Das hat die Menschheit vorangetrieben. Niemals zufrieden sein ist Wesensmerkmal des strebenden Menschen. Wir wären nicht aus den Höhlen gekrochen und hätten nicht Elektrizität und Waschmaschine erfunden, wären wir zufrieden mit dem Erreichten.
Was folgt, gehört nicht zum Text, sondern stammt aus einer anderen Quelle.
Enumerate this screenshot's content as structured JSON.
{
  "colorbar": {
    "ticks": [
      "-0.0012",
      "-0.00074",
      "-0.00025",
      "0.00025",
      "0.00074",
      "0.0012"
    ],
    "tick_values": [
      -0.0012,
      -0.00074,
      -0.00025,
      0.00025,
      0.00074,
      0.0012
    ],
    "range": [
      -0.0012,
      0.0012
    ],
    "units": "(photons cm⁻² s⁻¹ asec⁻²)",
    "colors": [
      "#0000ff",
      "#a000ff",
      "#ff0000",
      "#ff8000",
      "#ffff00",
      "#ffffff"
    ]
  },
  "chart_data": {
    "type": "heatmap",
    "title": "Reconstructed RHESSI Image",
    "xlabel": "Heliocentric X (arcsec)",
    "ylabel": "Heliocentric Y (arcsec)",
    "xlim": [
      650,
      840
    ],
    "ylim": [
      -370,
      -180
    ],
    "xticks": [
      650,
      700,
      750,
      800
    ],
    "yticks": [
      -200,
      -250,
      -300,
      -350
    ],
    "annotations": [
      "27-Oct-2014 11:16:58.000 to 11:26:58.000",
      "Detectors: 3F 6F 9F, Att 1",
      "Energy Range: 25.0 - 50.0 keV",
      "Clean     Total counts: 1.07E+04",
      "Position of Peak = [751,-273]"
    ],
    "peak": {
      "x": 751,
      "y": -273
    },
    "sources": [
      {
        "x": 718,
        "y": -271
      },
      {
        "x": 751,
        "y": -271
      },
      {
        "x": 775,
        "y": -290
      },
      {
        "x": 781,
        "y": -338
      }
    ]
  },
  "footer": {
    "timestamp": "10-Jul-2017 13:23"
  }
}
Wir haben eine Waschmaschine und das ist gut so. Die Frage ist nur: Warum setze ich mich nicht hin, während die Waschmaschine wäscht, und lese ein Buch?

Weil wir nicht aufhören?

Und somit nie anfangen! Das zweite Geheimwort ist – Anfangen! Es beginnt mit dem Aufhören. Dann habe ich Zeit und kann anfangen nachzudenken: was will ich wirklich? Viele Menschen sagen, sie würden gerne dies und jenes machen, aber – leider, leider – geht es sich nicht aus. Man schiebt sein Leben vor sich her. Wenn man etwas machen will, dann muss man damit anfangen!

Ich frage die Leute: Wo wollen Sie in fünf Jahren sein? Dann bekomme ich als Antwort: ach, das ist ja noch weit weg. Ah, und wie lange ist es her, dass wir vor Y2K Angst gehabt haben? Das ist zehn Jahre her. Wann wurde der Euro eingeführt? Auch schon vor acht Jahren. Heute in fünf Jahren ist ein wesentlich kürzerer Zeitraum.
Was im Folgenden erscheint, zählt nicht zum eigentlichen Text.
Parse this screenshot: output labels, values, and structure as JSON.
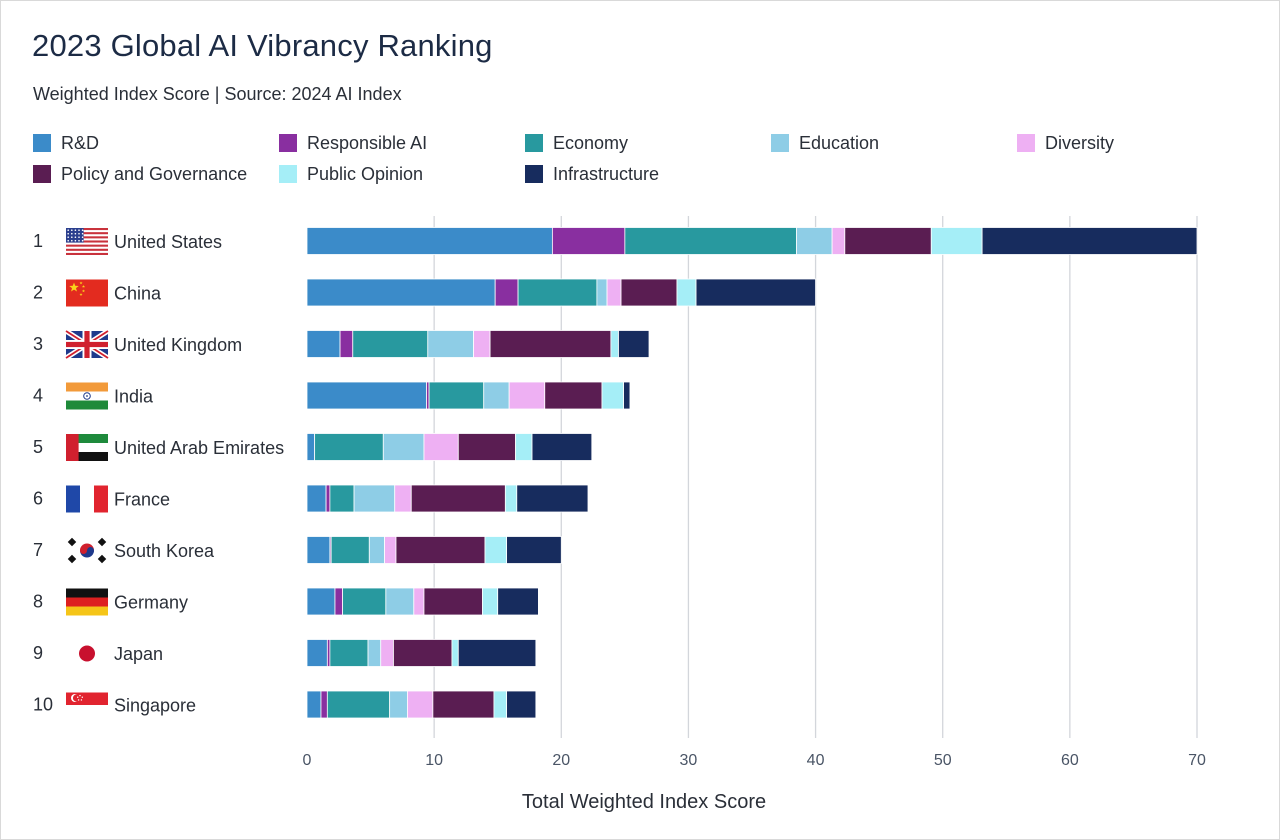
{
  "chart_data": {
    "type": "bar",
    "orientation": "horizontal",
    "stacked": true,
    "title": "2023 Global AI Vibrancy Ranking",
    "subtitle": "Weighted Index Score | Source: 2024 AI Index",
    "xlabel": "Total Weighted Index Score",
    "ylabel": "",
    "xlim": [
      0,
      70
    ],
    "xticks": [
      0,
      10,
      20,
      30,
      40,
      50,
      60,
      70
    ],
    "grid": "vertical",
    "legend_position": "top",
    "ranks": [
      "1",
      "2",
      "3",
      "4",
      "5",
      "6",
      "7",
      "8",
      "9",
      "10"
    ],
    "categories": [
      "United States",
      "China",
      "United Kingdom",
      "India",
      "United Arab Emirates",
      "France",
      "South Korea",
      "Germany",
      "Japan",
      "Singapore"
    ],
    "series": [
      {
        "name": "R&D",
        "color": "#3b8bc9",
        "values": [
          19.3,
          14.8,
          2.6,
          9.4,
          0.6,
          1.5,
          1.8,
          2.2,
          1.6,
          1.1
        ]
      },
      {
        "name": "Responsible AI",
        "color": "#892fa0",
        "values": [
          5.7,
          1.8,
          1.0,
          0.2,
          0.0,
          0.3,
          0.1,
          0.6,
          0.2,
          0.5
        ]
      },
      {
        "name": "Economy",
        "color": "#28999f",
        "values": [
          13.5,
          6.2,
          5.9,
          4.3,
          5.4,
          1.9,
          3.0,
          3.4,
          3.0,
          4.9
        ]
      },
      {
        "name": "Education",
        "color": "#8ecde6",
        "values": [
          2.8,
          0.8,
          3.6,
          2.0,
          3.2,
          3.2,
          1.2,
          2.2,
          1.0,
          1.4
        ]
      },
      {
        "name": "Diversity",
        "color": "#eeb0f3",
        "values": [
          1.0,
          1.1,
          1.3,
          2.8,
          2.7,
          1.3,
          0.9,
          0.8,
          1.0,
          2.0
        ]
      },
      {
        "name": "Policy and Governance",
        "color": "#5a1d52",
        "values": [
          6.8,
          4.4,
          9.5,
          4.5,
          4.5,
          7.4,
          7.0,
          4.6,
          4.6,
          4.8
        ]
      },
      {
        "name": "Public Opinion",
        "color": "#a5eef7",
        "values": [
          4.0,
          1.5,
          0.6,
          1.7,
          1.3,
          0.9,
          1.7,
          1.2,
          0.5,
          1.0
        ]
      },
      {
        "name": "Infrastructure",
        "color": "#172c5e",
        "values": [
          16.9,
          9.4,
          2.4,
          0.5,
          4.7,
          5.6,
          4.3,
          3.2,
          6.1,
          2.3
        ]
      }
    ],
    "flags": [
      "us-flag-icon",
      "china-flag-icon",
      "uk-flag-icon",
      "india-flag-icon",
      "uae-flag-icon",
      "france-flag-icon",
      "south-korea-flag-icon",
      "germany-flag-icon",
      "japan-flag-icon",
      "singapore-flag-icon"
    ]
  }
}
Vielleicht wissen die Leute nicht, was sie wollen.

Wenn man ein Ziel nicht erreicht, dann war’s vielleicht gar kein Ziel, sondern bloß ein Wunsch. Man hat viele Wünsche, aber nur wenige Ziele. Das, was nach einiger Zeit des Nachdenkens übrig bleibt, definiere ich als Ziel.
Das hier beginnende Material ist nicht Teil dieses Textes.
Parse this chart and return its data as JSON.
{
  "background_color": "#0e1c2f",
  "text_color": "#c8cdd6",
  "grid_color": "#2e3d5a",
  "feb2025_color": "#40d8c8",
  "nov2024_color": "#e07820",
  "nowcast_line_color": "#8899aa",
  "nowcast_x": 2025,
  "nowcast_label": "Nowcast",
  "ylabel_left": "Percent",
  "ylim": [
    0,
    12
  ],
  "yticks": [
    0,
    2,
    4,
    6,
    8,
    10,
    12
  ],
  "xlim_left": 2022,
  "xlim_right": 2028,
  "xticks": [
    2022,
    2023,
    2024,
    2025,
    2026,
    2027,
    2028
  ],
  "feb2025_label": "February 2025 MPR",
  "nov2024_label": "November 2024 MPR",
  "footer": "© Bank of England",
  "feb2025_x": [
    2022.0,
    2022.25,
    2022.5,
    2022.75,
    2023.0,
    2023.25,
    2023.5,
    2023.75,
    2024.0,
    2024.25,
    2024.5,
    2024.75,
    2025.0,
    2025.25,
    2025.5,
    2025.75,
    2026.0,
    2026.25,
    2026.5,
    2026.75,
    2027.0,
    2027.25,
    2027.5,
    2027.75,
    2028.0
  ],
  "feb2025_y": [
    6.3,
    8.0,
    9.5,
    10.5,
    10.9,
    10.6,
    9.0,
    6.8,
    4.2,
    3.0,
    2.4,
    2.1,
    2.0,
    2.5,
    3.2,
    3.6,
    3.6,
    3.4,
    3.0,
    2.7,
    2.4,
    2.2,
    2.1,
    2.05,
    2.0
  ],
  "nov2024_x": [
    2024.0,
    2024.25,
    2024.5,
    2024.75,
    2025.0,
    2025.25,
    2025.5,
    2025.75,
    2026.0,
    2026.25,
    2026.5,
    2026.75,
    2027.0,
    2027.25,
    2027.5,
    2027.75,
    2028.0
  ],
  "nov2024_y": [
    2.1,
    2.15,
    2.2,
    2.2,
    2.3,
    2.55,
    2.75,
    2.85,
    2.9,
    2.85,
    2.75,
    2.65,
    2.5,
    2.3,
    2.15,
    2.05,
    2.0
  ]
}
Ein jeder Wunsch, der dir erfüllt, zeugt augenblicklich Junge, wie Wilhelm Busch gedichtet hat.

Wenn ich ein Ziel erreicht habe, sagt meine Frau immer: freust du dich denn nicht? Doch, aber jetzt ist das nächste dran. Ich bin immer so gespannt, was kommt als nächstes.

Wie sind die Zeichen der Zeit? Hören die Menschen auf, fangen sie an?

Ich mache das Geschäft seit 24 Jahren. Es hat sich immer etwas geändert und die Menschen sind immer mit Veränderung zurande gekommen. Mir hängen die Aussagen, dass man um seinen Job zittern muss, zum Hals heraus. Das höre ich seit 40 Jahren.

Die Angst um den Job, die grassierende Zukunftsangst, – das ist für Sie offenbar kein Spezifikum unserer Zeit. Steht der Mensch immer vor denselben Herausforderungen?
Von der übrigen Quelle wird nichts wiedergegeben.